At 8.55 A. M., I received the following from General Webb:

Owing to the weather, no change will to-day be made in the present position of the troops. Three days rations of subsistence and forage will be brought up and issued to the troops, and the artillery and wagons authorized to accompany them. The empty supply wagons will be sent to the rear, to be refilled at the railroad terminus. The Chief Engineer and Corps Commanders will use every exertion to make practicable the roads to the rear and communications with their several commands.

At 9.40 A. M., I sent the following dispatch to General Webb:

“I have just received a report from General Ayres that the enemy have their pickets still this side of the White Oak Road, so that their communication is continuous along it. I have sent out word to him to try and drive them off, or develop with what force the road is held by them.” This operation I deem essentially necessary to the security of our own position, and I directed General Ayres to use a brigade, if necessary, the distance being but a few hundred yards.

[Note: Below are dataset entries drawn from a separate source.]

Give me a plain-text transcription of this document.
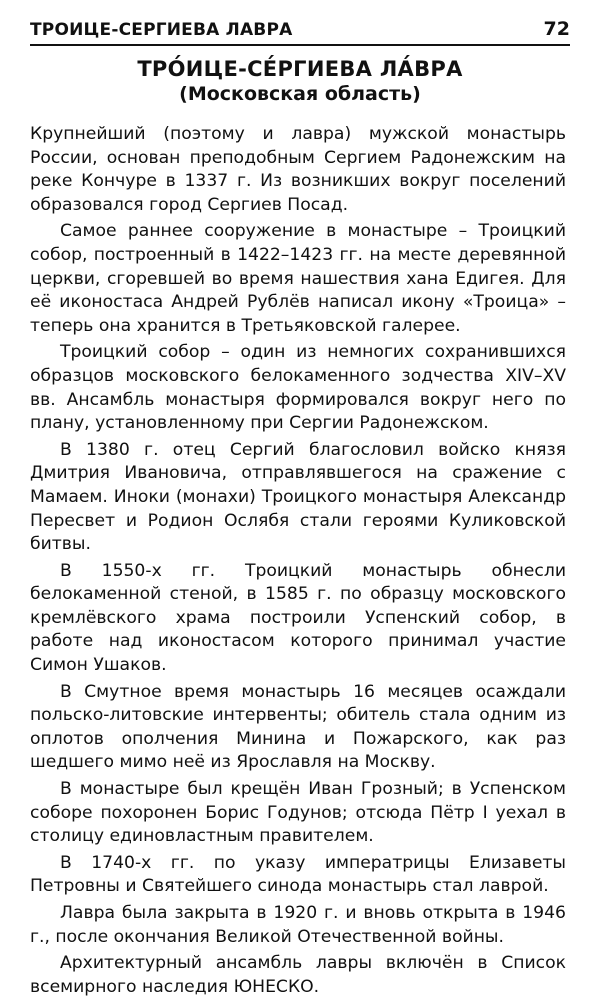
ТРОИЦЕ-СЕРГИЕВА ЛАВРА	72
ТРО́ИЦЕ-СЕ́РГИЕВА ЛА́ВРА
(Московская область)

Крупнейший (поэтому и лавра) мужской монастырь России, основан преподобным Сергием Радонежским на реке Кончуре в 1337 г. Из возникших вокруг поселений образовался город Сергиев Посад.

Самое раннее сооружение в монастыре – Троицкий собор, построенный в 1422–1423 гг. на месте деревянной церкви, сгоревшей во время нашествия хана Едигея. Для её иконостаса Андрей Рублёв написал икону «Троица» – теперь она хранится в Третьяковской галерее.

Троицкий собор – один из немногих сохранившихся образцов московского белокаменного зодчества XIV–XV вв. Ансамбль монастыря формировался вокруг него по плану, установленному при Сергии Радонежском.

В 1380 г. отец Сергий благословил войско князя Дмитрия Ивановича, отправлявшегося на сражение с Мамаем. Иноки (монахи) Троицкого монастыря Александр Пересвет и Родион Ослябя стали героями Куликовской битвы.

В 1550-х гг. Троицкий монастырь обнесли белокаменной стеной, в 1585 г. по образцу московского кремлёвского храма построили Успенский собор, в работе над иконостасом которого принимал участие Симон Ушаков.

В Смутное время монастырь 16 месяцев осаждали польско-литовские интервенты; обитель стала одним из оплотов ополчения Минина и Пожарского, как раз шедшего мимо неё из Ярославля на Москву.

В монастыре был крещён Иван Грозный; в Успенском соборе похоронен Борис Годунов; отсюда Пётр I уехал в столицу единовластным правителем.

В 1740-х гг. по указу императрицы Елизаветы Петровны и Святейшего синода монастырь стал лаврой.

Лавра была закрыта в 1920 г. и вновь открыта в 1946 г., после окончания Великой Отечественной войны.

Архитектурный ансамбль лавры включён в Список всемирного наследия ЮНЕСКО.
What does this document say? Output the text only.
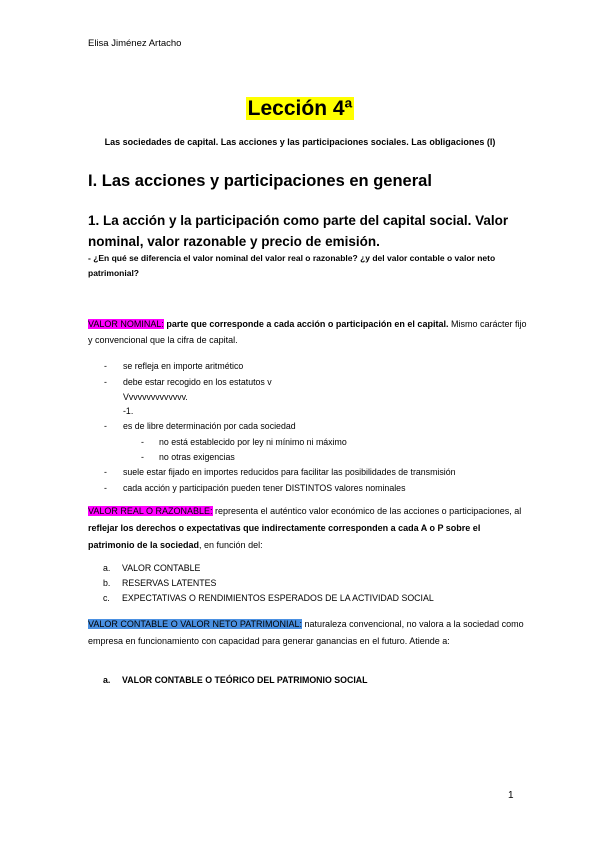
Elisa Jiménez Artacho
Lección 4ª
Las sociedades de capital. Las acciones y las participaciones sociales. Las obligaciones (I)
I. Las acciones y participaciones en general
1. La acción y la participación como parte del capital social. Valor nominal, valor razonable y precio de emisión.
- ¿En qué se diferencia el valor nominal del valor real o razonable? ¿y del valor contable o valor neto patrimonial?
VALOR NOMINAL: parte que corresponde a cada acción o participación en el capital. Mismo carácter fijo y convencional que la cifra de capital.
- se refleja en importe aritmético
- debe estar recogido en los estatutos v
Vvvvvvvvvvvvvv.
-1.
- es de libre determinación por cada sociedad
- no está establecido por ley ni mínimo ni máximo
- no otras exigencias
- suele estar fijado en importes reducidos para facilitar las posibilidades de transmisión
- cada acción y participación pueden tener DISTINTOS valores nominales
VALOR REAL O RAZONABLE: representa el auténtico valor económico de las acciones o participaciones, al reflejar los derechos o expectativas que indirectamente corresponden a cada A o P sobre el patrimonio de la sociedad, en función del:
a. VALOR CONTABLE
b. RESERVAS LATENTES
c. EXPECTATIVAS O RENDIMIENTOS ESPERADOS DE LA ACTIVIDAD SOCIAL
VALOR CONTABLE O VALOR NETO PATRIMONIAL: naturaleza convencional, no valora a la sociedad como empresa en funcionamiento con capacidad para generar ganancias en el futuro. Atiende a:
a. VALOR CONTABLE O TEÓRICO DEL PATRIMONIO SOCIAL
1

In answer to it I received the following dispatch from General Webb, written 10.30 A. M.: “Your dispatch, giving General Ayres' position, is received: ‘General Meade directs that should you determine, by your reconnoissance, that you can get possession of the White Oak Road, you are to do so, notwithstanding the orders to suspend operations.’ ” 1

General Winthrop, with his brigade of General Ayres' division, advanced accordingly about 10 1/2 A. M., and was repulsed, and simultaneously an attack, which had been preparing against General Ayres, was made by the enemy in heavy force, both from the north and west, and General Ayres' division was forced back. General Ayres did all that was in his power to stay the enemy. I hastened toward the point of attack; but on arriving near General Crawford's division, it was also falling back, and all our efforts to hold the men in the woods were unavailing. General Griffin's line was then formed along the east bank of the branch of Gravelly Run, with Mink's battery on his right, and after some

1 Comparison of the preceding dispatches with the following extract relating to the same subject, taken from Lieutenant-General Grant's report to the Secretary of War, dated July 22, 1865, published with the annual documents, shows that Lieutenant-General Grant must have been misinformed in relation to the reports made by me, and the orders I received.


On the morning of the 31st, General Warren reported favorably to getting possession of the White Oak Road, and was directed to do so. To accomplish this, he moved with one division instead of his whole corps.

It is seen that the operations proposed by me and ordered, were as General Meade describes, of the nature of a “reconnoissance” only, the result of which was to determine what should be done. Special arrangement would have to be made with General Humphreys, if Griffin's division had to be moved up to the point where Generals Ayres and Crawford were. The action of the enemy, however interfered with the plans, as they often did, and produced the resulting operations.